In a message on the occasion of World Science Day for Peace and Development 2015, UNESCO Director-General Irina Bokova reminded the world just two months after the UN agreed on a new sustainable development agenda that “science stands at its heart as a force for positive transformation and a development multiplier.”
Established by UNESCO in 2001, World Science Day is celebrated worldwide on 10 November each year to demonstrate to the wider public why science is relevant to their daily lives and to connect countries for the betterment of science and knowledge.
This year, the UNESCO World Science Report, issued every five years, is being launched on the Day to identify trends in science, technology and innovation, across every region.
“The key message of the Report can be summarized in just four words: more research – better development,” according to the agency.

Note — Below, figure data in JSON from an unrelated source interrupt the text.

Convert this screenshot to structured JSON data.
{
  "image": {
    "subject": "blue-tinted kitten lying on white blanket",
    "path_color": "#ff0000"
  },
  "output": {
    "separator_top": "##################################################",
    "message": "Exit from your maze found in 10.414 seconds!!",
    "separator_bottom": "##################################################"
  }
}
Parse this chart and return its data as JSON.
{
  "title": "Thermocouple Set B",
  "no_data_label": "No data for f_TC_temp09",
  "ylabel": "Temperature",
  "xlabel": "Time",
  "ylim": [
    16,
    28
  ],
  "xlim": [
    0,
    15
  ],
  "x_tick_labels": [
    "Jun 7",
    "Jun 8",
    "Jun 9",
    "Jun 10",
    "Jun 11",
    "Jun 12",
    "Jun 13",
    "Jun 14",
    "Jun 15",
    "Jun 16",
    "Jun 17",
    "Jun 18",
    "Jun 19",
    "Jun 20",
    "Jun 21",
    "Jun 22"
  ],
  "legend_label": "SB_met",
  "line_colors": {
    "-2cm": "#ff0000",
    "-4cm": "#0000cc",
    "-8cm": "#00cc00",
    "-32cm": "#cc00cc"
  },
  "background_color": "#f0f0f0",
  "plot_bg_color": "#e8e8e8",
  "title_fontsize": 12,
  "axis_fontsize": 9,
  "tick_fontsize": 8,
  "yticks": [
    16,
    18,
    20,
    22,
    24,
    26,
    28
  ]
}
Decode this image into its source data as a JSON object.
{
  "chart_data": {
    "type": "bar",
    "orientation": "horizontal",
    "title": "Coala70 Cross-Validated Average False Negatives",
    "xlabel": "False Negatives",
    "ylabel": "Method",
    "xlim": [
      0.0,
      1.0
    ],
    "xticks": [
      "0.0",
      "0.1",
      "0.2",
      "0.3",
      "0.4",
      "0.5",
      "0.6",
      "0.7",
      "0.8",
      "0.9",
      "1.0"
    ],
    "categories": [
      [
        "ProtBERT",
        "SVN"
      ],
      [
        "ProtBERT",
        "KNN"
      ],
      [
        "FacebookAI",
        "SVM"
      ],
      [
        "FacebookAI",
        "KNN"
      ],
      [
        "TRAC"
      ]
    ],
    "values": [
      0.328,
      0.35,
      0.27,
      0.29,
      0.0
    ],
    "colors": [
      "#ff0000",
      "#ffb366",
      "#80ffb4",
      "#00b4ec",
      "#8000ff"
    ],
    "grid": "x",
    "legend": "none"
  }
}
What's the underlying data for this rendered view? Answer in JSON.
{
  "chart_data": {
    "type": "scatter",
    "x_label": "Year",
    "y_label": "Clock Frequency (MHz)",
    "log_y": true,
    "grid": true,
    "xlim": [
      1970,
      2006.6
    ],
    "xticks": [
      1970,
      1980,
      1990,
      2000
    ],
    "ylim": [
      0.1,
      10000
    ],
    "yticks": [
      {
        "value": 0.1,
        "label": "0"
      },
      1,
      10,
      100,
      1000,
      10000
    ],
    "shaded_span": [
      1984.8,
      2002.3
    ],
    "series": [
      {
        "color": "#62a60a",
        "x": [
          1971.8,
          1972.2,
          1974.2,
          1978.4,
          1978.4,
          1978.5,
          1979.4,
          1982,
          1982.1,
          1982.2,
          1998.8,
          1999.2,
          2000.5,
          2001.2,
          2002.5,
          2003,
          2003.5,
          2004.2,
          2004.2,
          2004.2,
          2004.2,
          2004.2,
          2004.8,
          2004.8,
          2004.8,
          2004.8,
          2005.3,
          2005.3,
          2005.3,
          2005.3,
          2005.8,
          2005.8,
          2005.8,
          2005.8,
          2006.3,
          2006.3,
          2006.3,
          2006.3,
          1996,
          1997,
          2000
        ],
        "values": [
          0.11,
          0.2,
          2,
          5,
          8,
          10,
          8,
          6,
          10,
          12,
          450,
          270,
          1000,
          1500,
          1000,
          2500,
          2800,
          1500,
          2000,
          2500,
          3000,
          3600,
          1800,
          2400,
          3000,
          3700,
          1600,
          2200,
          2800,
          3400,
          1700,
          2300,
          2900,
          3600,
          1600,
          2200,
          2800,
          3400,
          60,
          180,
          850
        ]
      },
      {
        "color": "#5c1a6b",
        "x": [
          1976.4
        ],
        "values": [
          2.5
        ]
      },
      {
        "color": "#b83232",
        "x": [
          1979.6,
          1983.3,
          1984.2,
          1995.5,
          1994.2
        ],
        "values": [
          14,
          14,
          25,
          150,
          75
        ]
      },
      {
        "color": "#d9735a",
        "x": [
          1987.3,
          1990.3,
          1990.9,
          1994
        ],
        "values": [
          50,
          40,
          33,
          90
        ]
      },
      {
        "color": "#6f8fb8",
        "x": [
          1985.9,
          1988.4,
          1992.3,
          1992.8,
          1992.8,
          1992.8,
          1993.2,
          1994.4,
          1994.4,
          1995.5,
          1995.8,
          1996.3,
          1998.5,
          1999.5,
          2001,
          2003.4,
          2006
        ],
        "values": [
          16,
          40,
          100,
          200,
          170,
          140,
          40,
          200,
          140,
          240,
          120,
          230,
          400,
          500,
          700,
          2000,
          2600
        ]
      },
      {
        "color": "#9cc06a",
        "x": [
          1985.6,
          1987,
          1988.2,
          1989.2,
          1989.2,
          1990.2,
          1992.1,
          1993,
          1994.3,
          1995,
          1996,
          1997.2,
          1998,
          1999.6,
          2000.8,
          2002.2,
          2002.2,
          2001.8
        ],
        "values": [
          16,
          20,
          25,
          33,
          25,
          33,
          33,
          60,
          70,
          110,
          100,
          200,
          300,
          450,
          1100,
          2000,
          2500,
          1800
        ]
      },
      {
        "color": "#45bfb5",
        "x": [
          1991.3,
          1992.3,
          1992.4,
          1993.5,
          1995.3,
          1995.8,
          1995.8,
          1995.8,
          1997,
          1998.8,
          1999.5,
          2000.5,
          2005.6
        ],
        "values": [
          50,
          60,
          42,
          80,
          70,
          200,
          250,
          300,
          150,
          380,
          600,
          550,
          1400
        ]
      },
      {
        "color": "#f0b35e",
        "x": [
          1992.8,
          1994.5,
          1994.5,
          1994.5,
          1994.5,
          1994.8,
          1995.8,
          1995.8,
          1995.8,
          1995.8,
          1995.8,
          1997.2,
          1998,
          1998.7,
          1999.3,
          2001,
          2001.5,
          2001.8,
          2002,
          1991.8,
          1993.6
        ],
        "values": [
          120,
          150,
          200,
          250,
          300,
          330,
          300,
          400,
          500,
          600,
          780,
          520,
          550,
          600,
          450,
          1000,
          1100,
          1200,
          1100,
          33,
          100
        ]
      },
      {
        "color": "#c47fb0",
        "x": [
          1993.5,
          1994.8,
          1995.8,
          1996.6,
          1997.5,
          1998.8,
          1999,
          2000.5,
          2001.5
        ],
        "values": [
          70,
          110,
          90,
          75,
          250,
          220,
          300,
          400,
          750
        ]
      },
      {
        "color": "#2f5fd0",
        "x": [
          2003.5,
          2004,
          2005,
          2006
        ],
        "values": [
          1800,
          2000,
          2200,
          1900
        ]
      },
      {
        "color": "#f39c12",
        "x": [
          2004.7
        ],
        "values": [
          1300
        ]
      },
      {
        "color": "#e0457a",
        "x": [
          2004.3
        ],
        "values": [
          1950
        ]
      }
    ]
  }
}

“All governments recognize today the power of science to provide key answers for the better management of water, for the conservation and sustainable use of the ocean, for the protection of ecosystems and biodiversity, to tackle climate change and disasters, to foster innovation and to eliminate poverty and reduce inequality.”
And “to make the most of this power, we need to understand more clearly the global landscape of science and we need better tools to monitor progress,” Ms. Bokova said.
She noted that “growing concerns with recurrent drought, flooding, hurricanes and other natural phenomena have led Governments to adopt strategies at both national and regional levels to protect agriculture, reduce disaster risks and diversify national energy mixes.”
These issues, she explained, will be addressed in the forthcoming 21st Meeting of the States Parties to the UN Framework Convention on Climate Change (UNFCCC), widely known as COP21 to be held in Paris from 30 November to 11 December, when leaders from across will gather to adopt a new agreement on international cooperation to mitigate the consequences of climate change.
“Science, technology and innovation is essential here, and we must do everything to support societies across the world, on every continent, to create and share knowledge,” Ms. Bokova said.
One issue raised by UNESCO this year is the disparity between men and women in the sciences. While women currently make up a slight majority of Americans who complete bachelor’s and master’s programs in the sciences, this lead drops precipitously at the Ph.D. level, where 43 percent of graduates are male. The real test comes when those students try to get jobs. When all is said and done, only 28 percent of science researchers worldwide are women.
Science literacy is quite low in the United States, where, according to Pew, most people don’t know that water boils at a lower temperature at higher altitudes. However, the situation is even worse in countries with low education and literacy,.
That’s why the 2015 Science report focuses largely on improving infrastructures in the developing world, and working more directly with local and indigenous people to improve basic science concepts, but equally importantly, for researchers and policymakers to learn from locals. Rather than coming in as experts, sure to “fix” the local populations’ problems, researchers should be treating indigenous people as experts in their own ecological systems. After all, a woman whose family has been dealing with flooding for generations will have more on-the-ground knowledge of disaster preparation than even the most knowledgeable academic. As UNESCO puts it, we need to “empower people to design the solutions they need.”